Você já se sentiu traído?

A sensação é de perda total do chão. Não apenas por que a pessoa que lhe traiu fez o mal, mas porque se perde a confiança nos demais, e até mesmo na vida.
Em quem confiar agora? A gente se pergunta, mas sempre haverá alguém.
Mas, se você pensar por outro lado, o traidor algumas vezes é o mais infeliz. Precisou ser sacana, precisou mentir, ocultar, ser duas caras. Quem quer ser assim?

Se para nós que não acreditamos (ou ainda é difícil acreditar) em algo maior ser indecente com os outros é algo impensável, imagine para quem acredita? O que é o caso da maior parte dos traíras.

Fazem a maldade e depois vão lá pedir perdão. Não deve ser fácil. Tenhamos piedade por quem precisa tripudiar para se sentir melhor. Nós.... nós não precisamos de nada disso. Apenas seguir em frente. Com a verdade.

sábado, 28 de janeiro de 2017

Ninguém vai tirar a minha paz

Escrevi este texto num dia em que a ficha caiu. Percebi que não dá para confiar em quase nada ou ninguém. Demorei para aceitar que as pessoas, muitas delas, só têm aparências, estão infladas pelo ego. Mas, para isso, basta uma agulha. Para essa bola toda murchar.
E, não sou eu que vou cumprir esse papel.

Apresento a vocês, caros leitores do meu blog, um novo período da minha vida. Eu estou em paz, feliz, de boa e nem aí para quase nada. Agora, um recado:

ninguém vai tirar a minha paz.

Essa paz construída com muita terapia, escrita com o sangue das horas em que destrinchei minha dor, e decidi deixá-la para trás. Muitos dias em que eu paguei e caro para conversar com meu terapeuta sobre meus vícios e medos. Muitas descobertas, muitas lágrimas de saudade do que já está morto: minha mãe e meu pai.
Não. Ninguém vai vir com suas demandas, carências, ego ou qualquer excrescência querer invadir essa felicidade.


Eu desacreditei do amor, faz algum tempo, mas amo. Não tenho problema nenhum em admitir. Esse sentimento é apenas uma doença que está dentro de mim e preciso combater.
Agora, estou começando a desistir da Amizade. Pois parece que só eu a levo à sério.
Eu sempre fui uma pessoa só, sempre tentei me virar sozinha. E, reconheço que, ao precisar de um apoio amigo, não há quase nada. Por quê?
Já tenho anos de terapia, suficientes para saber se isso é culpa minha ou não. Não é. Não sou uma pessoa egoísta. Ao contrário, eu sou generosa. E não irei mudar. Mas não levo mais nada à sério.

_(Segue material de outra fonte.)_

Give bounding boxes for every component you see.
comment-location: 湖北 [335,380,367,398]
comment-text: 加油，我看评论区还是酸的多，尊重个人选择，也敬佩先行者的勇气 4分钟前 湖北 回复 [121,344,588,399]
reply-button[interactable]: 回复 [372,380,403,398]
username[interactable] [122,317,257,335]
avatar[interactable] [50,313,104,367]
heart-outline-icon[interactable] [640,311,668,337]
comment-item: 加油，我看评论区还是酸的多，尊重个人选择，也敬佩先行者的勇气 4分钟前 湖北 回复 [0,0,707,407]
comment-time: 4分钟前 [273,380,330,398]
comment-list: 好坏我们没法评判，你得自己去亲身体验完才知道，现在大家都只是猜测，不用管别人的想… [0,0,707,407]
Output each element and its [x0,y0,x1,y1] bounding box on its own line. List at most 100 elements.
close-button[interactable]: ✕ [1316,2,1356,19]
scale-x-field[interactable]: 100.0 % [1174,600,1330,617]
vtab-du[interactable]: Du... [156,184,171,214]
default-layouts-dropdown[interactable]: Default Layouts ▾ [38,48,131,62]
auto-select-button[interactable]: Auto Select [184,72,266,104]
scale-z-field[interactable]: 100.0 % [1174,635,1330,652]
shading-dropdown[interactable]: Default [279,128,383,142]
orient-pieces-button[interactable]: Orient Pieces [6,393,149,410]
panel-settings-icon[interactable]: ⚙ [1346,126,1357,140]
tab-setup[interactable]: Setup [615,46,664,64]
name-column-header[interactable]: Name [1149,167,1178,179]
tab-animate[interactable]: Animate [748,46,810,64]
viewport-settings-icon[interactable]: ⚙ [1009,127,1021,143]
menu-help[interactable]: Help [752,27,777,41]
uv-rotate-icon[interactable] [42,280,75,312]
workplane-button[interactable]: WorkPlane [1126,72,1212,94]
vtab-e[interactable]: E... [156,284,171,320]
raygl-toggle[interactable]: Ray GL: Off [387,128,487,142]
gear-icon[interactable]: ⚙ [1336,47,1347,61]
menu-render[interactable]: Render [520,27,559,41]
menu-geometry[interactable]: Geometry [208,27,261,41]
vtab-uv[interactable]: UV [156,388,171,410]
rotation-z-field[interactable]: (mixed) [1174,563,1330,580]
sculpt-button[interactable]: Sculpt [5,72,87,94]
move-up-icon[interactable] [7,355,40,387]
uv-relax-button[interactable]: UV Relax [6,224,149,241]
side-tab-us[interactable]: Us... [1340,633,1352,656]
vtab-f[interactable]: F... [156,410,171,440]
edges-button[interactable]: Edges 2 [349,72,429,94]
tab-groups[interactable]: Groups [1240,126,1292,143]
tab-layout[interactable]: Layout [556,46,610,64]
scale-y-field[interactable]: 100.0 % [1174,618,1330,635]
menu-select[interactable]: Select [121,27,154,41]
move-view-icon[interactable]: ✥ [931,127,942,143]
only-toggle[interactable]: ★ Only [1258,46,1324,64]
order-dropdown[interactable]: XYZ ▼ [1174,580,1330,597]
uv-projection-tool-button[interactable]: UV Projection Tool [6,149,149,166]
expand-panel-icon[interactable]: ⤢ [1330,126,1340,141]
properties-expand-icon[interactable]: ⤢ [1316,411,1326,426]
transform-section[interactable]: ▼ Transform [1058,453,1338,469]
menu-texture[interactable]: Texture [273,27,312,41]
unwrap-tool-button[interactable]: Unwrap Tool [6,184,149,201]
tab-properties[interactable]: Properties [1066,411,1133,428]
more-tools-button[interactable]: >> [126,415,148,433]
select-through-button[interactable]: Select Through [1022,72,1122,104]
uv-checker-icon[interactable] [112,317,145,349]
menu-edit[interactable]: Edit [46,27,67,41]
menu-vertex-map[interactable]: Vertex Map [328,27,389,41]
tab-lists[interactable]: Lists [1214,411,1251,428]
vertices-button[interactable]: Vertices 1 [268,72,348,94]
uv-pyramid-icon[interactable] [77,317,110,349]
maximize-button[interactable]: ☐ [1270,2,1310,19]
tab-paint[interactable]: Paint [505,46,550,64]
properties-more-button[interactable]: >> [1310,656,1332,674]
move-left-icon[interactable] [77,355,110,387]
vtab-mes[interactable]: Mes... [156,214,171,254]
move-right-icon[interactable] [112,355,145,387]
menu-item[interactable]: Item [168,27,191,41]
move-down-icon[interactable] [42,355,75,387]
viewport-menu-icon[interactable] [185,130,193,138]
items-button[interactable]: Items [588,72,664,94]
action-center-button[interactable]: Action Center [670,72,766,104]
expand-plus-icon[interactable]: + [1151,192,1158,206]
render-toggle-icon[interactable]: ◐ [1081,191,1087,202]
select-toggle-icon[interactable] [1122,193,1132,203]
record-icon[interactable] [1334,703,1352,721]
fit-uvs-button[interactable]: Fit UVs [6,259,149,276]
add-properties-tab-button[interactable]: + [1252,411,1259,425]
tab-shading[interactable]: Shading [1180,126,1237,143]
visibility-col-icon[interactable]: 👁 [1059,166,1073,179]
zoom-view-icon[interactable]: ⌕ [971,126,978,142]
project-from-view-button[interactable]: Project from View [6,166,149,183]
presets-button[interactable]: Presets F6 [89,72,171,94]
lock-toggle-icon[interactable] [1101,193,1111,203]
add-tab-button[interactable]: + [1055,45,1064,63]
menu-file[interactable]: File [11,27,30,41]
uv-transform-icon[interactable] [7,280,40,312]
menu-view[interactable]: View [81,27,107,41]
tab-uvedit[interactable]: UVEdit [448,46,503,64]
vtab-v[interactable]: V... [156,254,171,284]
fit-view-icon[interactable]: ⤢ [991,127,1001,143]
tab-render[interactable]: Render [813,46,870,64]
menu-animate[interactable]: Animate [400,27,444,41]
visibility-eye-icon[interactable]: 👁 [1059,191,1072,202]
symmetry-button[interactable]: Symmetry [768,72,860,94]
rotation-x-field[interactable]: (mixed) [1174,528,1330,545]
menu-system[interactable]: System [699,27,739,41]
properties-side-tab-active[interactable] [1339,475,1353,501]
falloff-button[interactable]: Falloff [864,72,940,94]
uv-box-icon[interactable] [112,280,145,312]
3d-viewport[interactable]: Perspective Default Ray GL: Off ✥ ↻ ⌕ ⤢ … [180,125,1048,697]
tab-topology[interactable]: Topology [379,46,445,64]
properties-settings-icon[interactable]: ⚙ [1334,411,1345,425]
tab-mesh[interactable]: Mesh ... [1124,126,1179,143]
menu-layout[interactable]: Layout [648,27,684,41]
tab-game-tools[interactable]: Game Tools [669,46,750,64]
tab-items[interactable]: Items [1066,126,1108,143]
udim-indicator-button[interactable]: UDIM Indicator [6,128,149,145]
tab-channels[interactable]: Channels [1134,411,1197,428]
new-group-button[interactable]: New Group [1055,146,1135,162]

Não vou mais aprofundar amizades, não vou mais me preocupar. Algumas pessoas só te procuram para saber para quem você está dando, qual é a fofoca da vez.

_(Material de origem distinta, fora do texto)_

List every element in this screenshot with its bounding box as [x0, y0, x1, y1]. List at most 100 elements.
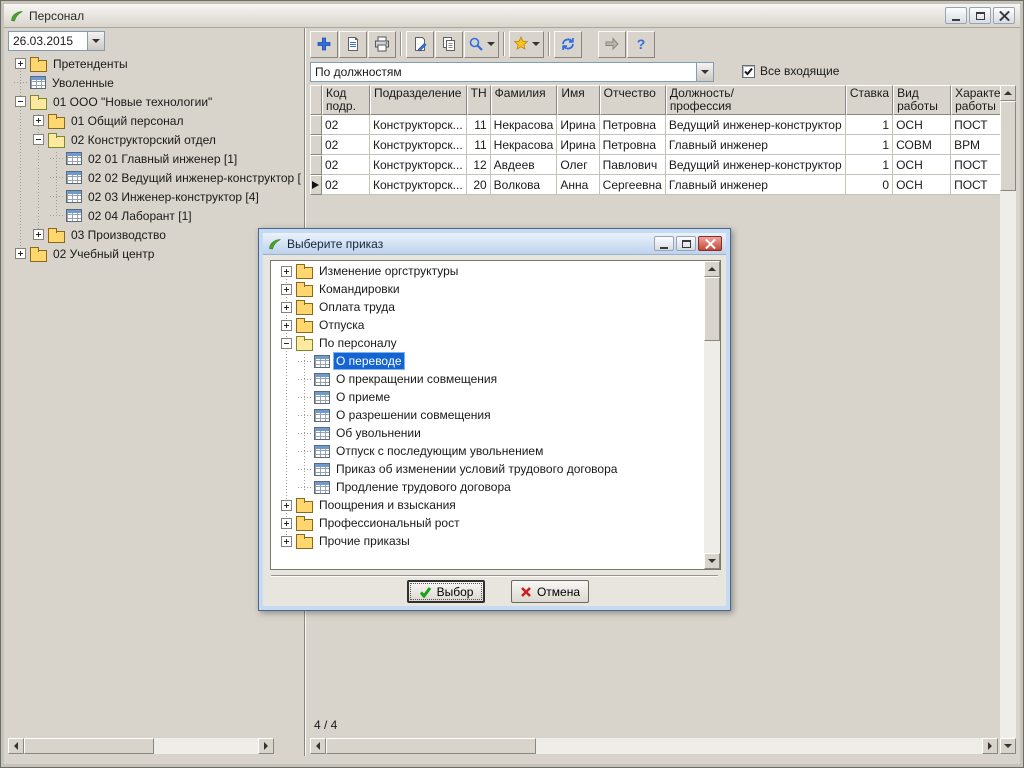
expand-icon[interactable] — [32, 228, 45, 241]
close-button[interactable] — [993, 7, 1015, 24]
scroll-up-button[interactable] — [704, 261, 720, 277]
cell[interactable]: Ирина — [557, 135, 600, 155]
scroll-down-button[interactable] — [1000, 738, 1016, 754]
tree-item[interactable]: 01 Общий персонал — [8, 111, 302, 130]
tree-item[interactable]: Профессиональный рост — [272, 514, 703, 532]
export-button[interactable] — [406, 30, 434, 58]
dialog-vertical-scrollbar[interactable] — [704, 261, 720, 569]
scroll-left-button[interactable] — [8, 738, 24, 754]
grid-horizontal-scrollbar[interactable] — [310, 738, 998, 754]
tree-item[interactable]: О разрешении совмещения — [272, 406, 703, 424]
cell[interactable]: ОСН — [893, 175, 952, 195]
tree-item[interactable]: Изменение оргструктуры — [272, 262, 703, 280]
cell[interactable]: 0 — [845, 175, 894, 195]
tree-item[interactable]: 02 03 Инженер-конструктор [4] — [8, 187, 302, 206]
checkbox[interactable] — [742, 64, 755, 78]
scrollbar-track[interactable] — [704, 277, 720, 553]
refresh-button[interactable] — [554, 30, 582, 58]
scrollbar-track[interactable] — [326, 738, 982, 754]
grid-row-current[interactable]: 02 Конструкторск... 20 Волкова Анна Серг… — [310, 175, 1012, 195]
search-button[interactable] — [464, 30, 499, 58]
date-dropdown-button[interactable] — [87, 32, 104, 50]
scrollbar-track[interactable] — [24, 738, 258, 754]
tree-item[interactable]: Оплата труда — [272, 298, 703, 316]
scrollbar-track[interactable] — [1000, 101, 1016, 738]
collapse-icon[interactable] — [280, 337, 293, 350]
expand-icon[interactable] — [280, 283, 293, 296]
cell[interactable]: 02 — [322, 135, 370, 155]
cell[interactable]: Волкова — [490, 175, 558, 195]
column-header[interactable]: Имя — [557, 85, 600, 115]
cell[interactable]: Петровна — [599, 115, 666, 135]
scrollbar-thumb[interactable] — [326, 738, 536, 754]
cell[interactable]: 1 — [845, 135, 894, 155]
column-header[interactable]: Отчество — [599, 85, 666, 115]
cell[interactable]: Ведущий инженер-конструктор — [665, 155, 846, 175]
cell[interactable]: ОСН — [893, 155, 952, 175]
grid-row[interactable]: 02 Конструкторск... 12 Авдеев Олег Павло… — [310, 155, 1012, 175]
cell[interactable]: Олег — [557, 155, 600, 175]
column-header[interactable]: Код подр. — [322, 85, 370, 115]
forward-button[interactable] — [598, 30, 626, 58]
tree-item[interactable]: Уволенные — [8, 73, 302, 92]
cell[interactable]: Петровна — [599, 135, 666, 155]
cancel-button[interactable]: Отмена — [511, 580, 589, 603]
cell[interactable]: 11 — [466, 115, 491, 135]
column-header[interactable]: Должность/ профессия — [665, 85, 846, 115]
cell[interactable]: Ведущий инженер-конструктор — [665, 115, 846, 135]
tree-item[interactable]: Продление трудового договора — [272, 478, 703, 496]
cell[interactable]: СОВМ — [893, 135, 952, 155]
scroll-left-button[interactable] — [310, 738, 326, 754]
cell[interactable]: 11 — [466, 135, 491, 155]
cell[interactable]: 20 — [466, 175, 491, 195]
print-button[interactable] — [368, 30, 396, 58]
cell[interactable]: Некрасова — [490, 115, 558, 135]
card-button[interactable] — [339, 30, 367, 58]
cell[interactable]: Авдеев — [490, 155, 558, 175]
scroll-down-button[interactable] — [704, 553, 720, 569]
tree-item[interactable]: 02 01 Главный инженер [1] — [8, 149, 302, 168]
scroll-right-button[interactable] — [982, 738, 998, 754]
scrollbar-thumb[interactable] — [704, 277, 720, 341]
minimize-button[interactable] — [945, 7, 967, 24]
tree-item[interactable]: 01 ООО "Новые технологии" — [8, 92, 302, 111]
cell[interactable]: Конструкторск... — [370, 135, 467, 155]
cell[interactable]: Павлович — [599, 155, 666, 175]
cell[interactable]: Некрасова — [490, 135, 558, 155]
column-header[interactable]: Подразделение — [370, 85, 467, 115]
cell[interactable]: Главный инженер — [665, 175, 846, 195]
cell[interactable]: 1 — [845, 115, 894, 135]
tree-item[interactable]: По персоналу — [272, 334, 703, 352]
expand-icon[interactable] — [32, 114, 45, 127]
grid-row[interactable]: 02 Конструкторск... 11 Некрасова Ирина П… — [310, 115, 1012, 135]
cell[interactable]: 02 — [322, 175, 370, 195]
tree-item[interactable]: Претенденты — [8, 54, 302, 73]
select-button[interactable]: Выбор — [407, 580, 485, 603]
scroll-up-button[interactable] — [1000, 85, 1016, 101]
expand-icon[interactable] — [14, 57, 27, 70]
dialog-close-button[interactable] — [698, 236, 722, 251]
cell[interactable]: 1 — [845, 155, 894, 175]
left-horizontal-scrollbar[interactable] — [8, 738, 274, 754]
expand-icon[interactable] — [280, 517, 293, 530]
cell[interactable]: Главный инженер — [665, 135, 846, 155]
dialog-maximize-button[interactable] — [676, 236, 696, 251]
help-button[interactable]: ? — [627, 30, 655, 58]
tree-item[interactable]: Отпуск с последующим увольнением — [272, 442, 703, 460]
chevron-down-icon[interactable] — [487, 42, 495, 50]
expand-icon[interactable] — [280, 319, 293, 332]
cell[interactable]: Конструкторск... — [370, 115, 467, 135]
chevron-down-icon[interactable] — [532, 42, 540, 50]
tree-item[interactable]: Об увольнении — [272, 424, 703, 442]
cell[interactable]: Анна — [557, 175, 600, 195]
cell[interactable]: Сергеевна — [599, 175, 666, 195]
scrollbar-thumb[interactable] — [24, 738, 154, 754]
cell[interactable]: ОСН — [893, 115, 952, 135]
tree-item[interactable]: 02 02 Ведущий инженер-конструктор [ — [8, 168, 302, 187]
cell[interactable]: 02 — [322, 115, 370, 135]
date-picker[interactable]: 26.03.2015 — [8, 31, 105, 51]
orders-button[interactable] — [509, 30, 544, 58]
grid-vertical-scrollbar[interactable] — [1000, 85, 1016, 754]
tree-item[interactable]: 02 04 Лаборант [1] — [8, 206, 302, 225]
cell[interactable]: Конструкторск... — [370, 155, 467, 175]
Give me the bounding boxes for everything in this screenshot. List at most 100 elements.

Homem que te procura só porque está sem mulher. Mulher que só é tua amiga pois está solteira. Para vocês, que fazem isso, talvez algum dia possam se perguntar: o que é realmente a amizade. E o que é ser amigo?
Só não adianta descobrir isso só lá na velhice, depois de ser sacana a vida inteira. Aí vira aqueles velhinhos que falam com todo mundo na rua. Nada contra Mas, e antes desse dia chegar? O que você fez?

Não vou mais aceitar menos. Não me venha me procurar quando levar chute de homem, quando a vida de princesa acabar, quando essa conversinha de Super Herói não interessar a mais ninguém, pois deveras já não interessa. Eu não estarei mais presente. Não estarei mais aqui.

Não, não estou mal. Aliás, eu trocaria todos os meus 37 anos de perda de tempo por esses últimos meses. Finalmente estou me sentindo livre.
Moro sozinha, saio com quem quiser, visto-me com o que queira. Sempre fui assim, mas agora descobri que certas influências só te colocam para baixo. Não caia nessa, meus leitores.